Au lendemain de l’attaque qui a coûté la vie à 15 casques bleus et 5 FARDC, dans le territoire de Beni, des voix se lèvent. Parmi elles, celle de l’opposant Moïse Katumbi, en exil. Il dénonce une attaque choquante. Surtout il rappelle « l’urgence de rétablir la paix dans une RDC où l’Etat a démissionné ».
L’opposant Moïse Katumbi a réagi dans un message court, sur Twitter, le vendredi, le jour même de l’attaque.

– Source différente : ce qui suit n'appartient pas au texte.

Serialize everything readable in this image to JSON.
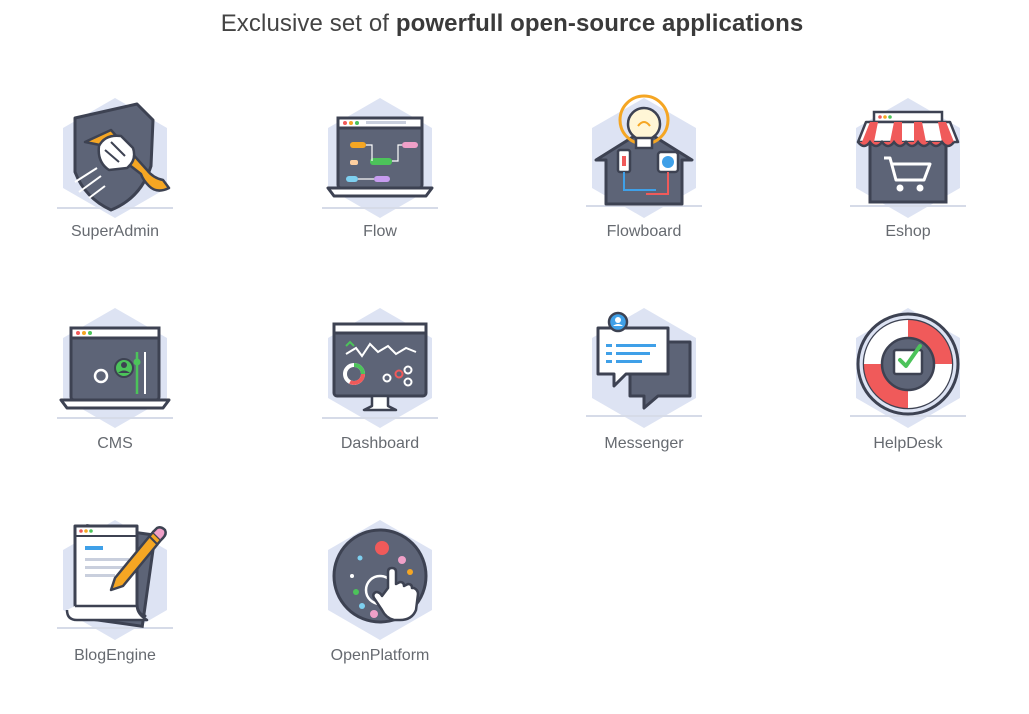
{
  "heading": {
    "prefix": "Exclusive set of",
    "strong": "powerfull open-source applications"
  },
  "apps": [
    {
      "label": "SuperAdmin",
      "icon": "wrench-hand-icon"
    },
    {
      "label": "Flow",
      "icon": "laptop-flow-icon"
    },
    {
      "label": "Flowboard",
      "icon": "lightbulb-socket-icon"
    },
    {
      "label": "Eshop",
      "icon": "shop-cart-icon"
    },
    {
      "label": "CMS",
      "icon": "laptop-settings-icon"
    },
    {
      "label": "Dashboard",
      "icon": "monitor-dashboard-icon"
    },
    {
      "label": "Messenger",
      "icon": "chat-bubbles-icon"
    },
    {
      "label": "HelpDesk",
      "icon": "lifebuoy-icon"
    },
    {
      "label": "BlogEngine",
      "icon": "document-pencil-icon"
    },
    {
      "label": "OpenPlatform",
      "icon": "touch-platform-icon"
    }
  ],
  "colors": {
    "hexagon": "#dde3f3",
    "dark": "#5d6477",
    "outline": "#3d4252",
    "red": "#f05a5a",
    "orange": "#f5a623",
    "green": "#4cc35a",
    "blue": "#3fa0e8",
    "label": "#666a70"
  }
}
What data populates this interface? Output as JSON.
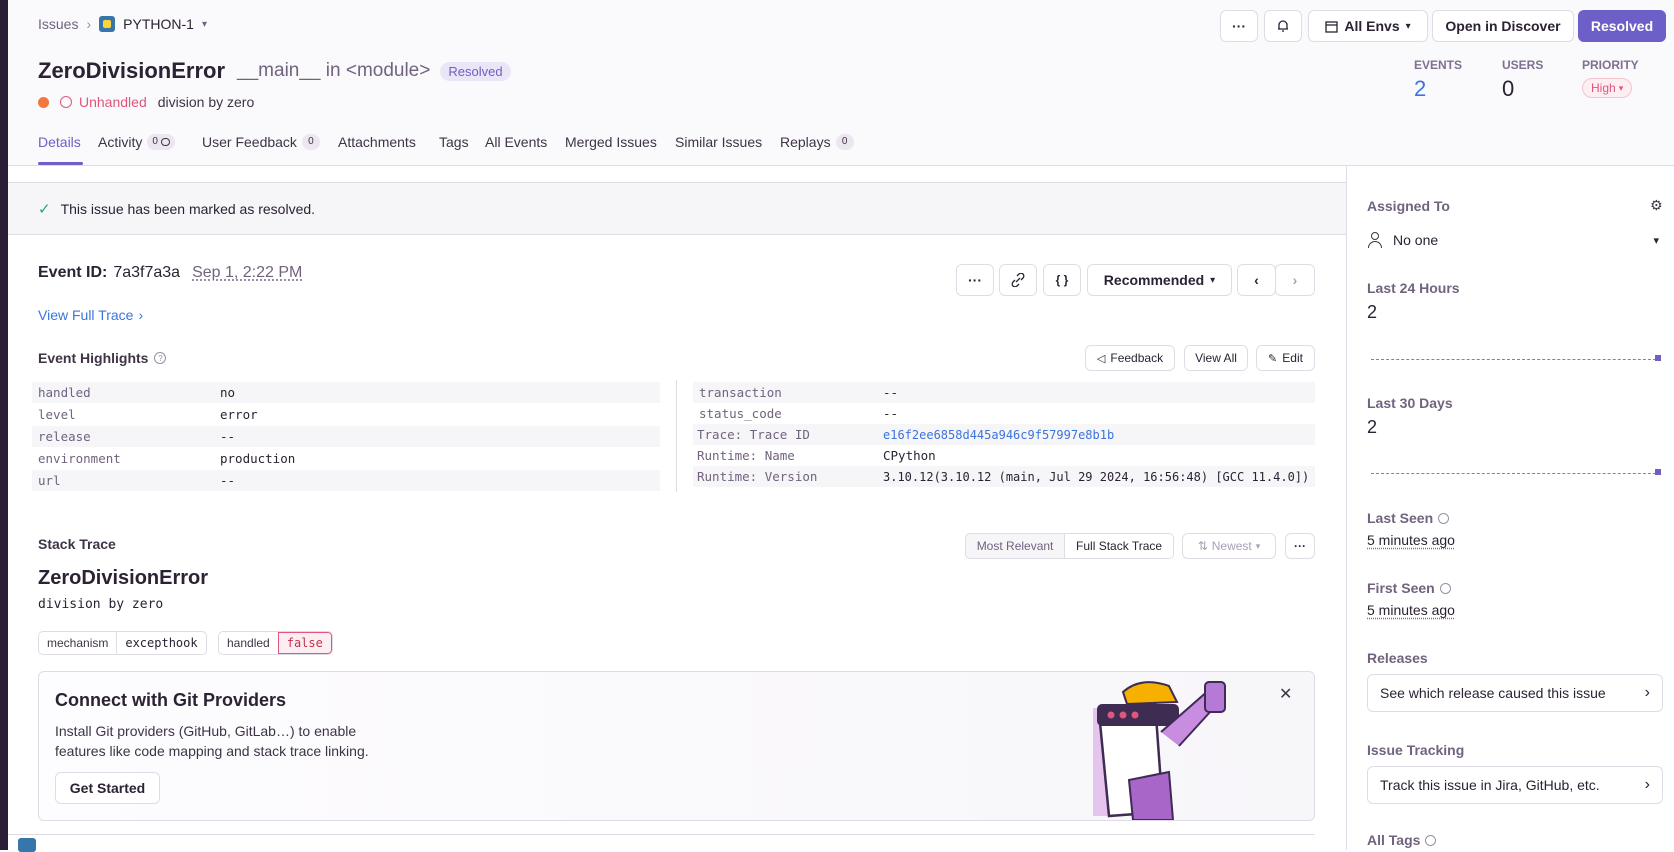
{
  "breadcrumb": {
    "issues": "Issues",
    "project": "PYTHON-1"
  },
  "header_buttons": {
    "env": "All Envs",
    "discover": "Open in Discover",
    "resolved": "Resolved"
  },
  "issue": {
    "title": "ZeroDivisionError",
    "culprit": "__main__ in <module>",
    "status_badge": "Resolved",
    "unhandled": "Unhandled",
    "message": "division by zero"
  },
  "stats": {
    "events_label": "EVENTS",
    "events": "2",
    "users_label": "USERS",
    "users": "0",
    "priority_label": "PRIORITY",
    "priority": "High"
  },
  "tabs": [
    {
      "label": "Details"
    },
    {
      "label": "Activity",
      "count": "0"
    },
    {
      "label": "User Feedback",
      "count": "0"
    },
    {
      "label": "Attachments"
    },
    {
      "label": "Tags"
    },
    {
      "label": "All Events"
    },
    {
      "label": "Merged Issues"
    },
    {
      "label": "Similar Issues"
    },
    {
      "label": "Replays",
      "count": "0"
    }
  ],
  "resolved_banner": "This issue has been marked as resolved.",
  "event": {
    "id_label": "Event ID:",
    "id": "7a3f7a3a",
    "date": "Sep 1, 2:22 PM",
    "view_trace": "View Full Trace",
    "recommended": "Recommended"
  },
  "highlights": {
    "title": "Event Highlights",
    "feedback": "Feedback",
    "view_all": "View All",
    "edit": "Edit",
    "left": [
      {
        "k": "handled",
        "v": "no"
      },
      {
        "k": "level",
        "v": "error"
      },
      {
        "k": "release",
        "v": "--"
      },
      {
        "k": "environment",
        "v": "production"
      },
      {
        "k": "url",
        "v": "--"
      }
    ],
    "right": [
      {
        "k": "transaction",
        "v": "--"
      },
      {
        "k": "status_code",
        "v": "--"
      },
      {
        "k": "Trace: Trace ID",
        "v": "e16f2ee6858d445a946c9f57997e8b1b"
      },
      {
        "k": "Runtime: Name",
        "v": "CPython"
      },
      {
        "k": "Runtime: Version",
        "v": "3.10.12(3.10.12 (main, Jul 29 2024, 16:56:48) [GCC 11.4.0])"
      }
    ]
  },
  "stack": {
    "title": "Stack Trace",
    "most_relevant": "Most Relevant",
    "full": "Full Stack Trace",
    "newest": "Newest",
    "exception": "ZeroDivisionError",
    "value": "division by zero",
    "mech_k": "mechanism",
    "mech_v": "excepthook",
    "handled_k": "handled",
    "handled_v": "false"
  },
  "git_card": {
    "title": "Connect with Git Providers",
    "body": "Install Git providers (GitHub, GitLab…) to enable features like code mapping and stack trace linking.",
    "cta": "Get Started"
  },
  "sidebar": {
    "assigned_label": "Assigned To",
    "assigned_value": "No one",
    "last24_label": "Last 24 Hours",
    "last24_value": "2",
    "last30_label": "Last 30 Days",
    "last30_value": "2",
    "last_seen_label": "Last Seen",
    "last_seen_value": "5 minutes ago",
    "first_seen_label": "First Seen",
    "first_seen_value": "5 minutes ago",
    "releases_label": "Releases",
    "releases_btn": "See which release caused this issue",
    "tracking_label": "Issue Tracking",
    "tracking_btn": "Track this issue in Jira, GitHub, etc.",
    "all_tags_label": "All Tags"
  },
  "colors": {
    "accent": "#6c5fc7",
    "error": "#e1567c",
    "link": "#3c74dd",
    "orange": "#f2763d"
  }
}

Il dénonce une « attaque choquante contre la Monusco », la mission onusienne en RDC depuis plus de 16 ans. « Condoléances aux familles des victimes des militaires tanzaniens et des #FARDC », écrit Katumbi.
Puis, il avance, soulignant l’importance du rôle que joue la Monsuco en RDC, pays plongé dans deux décennies de violences armées. « Soutenons et rendons hommages à ceux qui nous protègent », écrit-il.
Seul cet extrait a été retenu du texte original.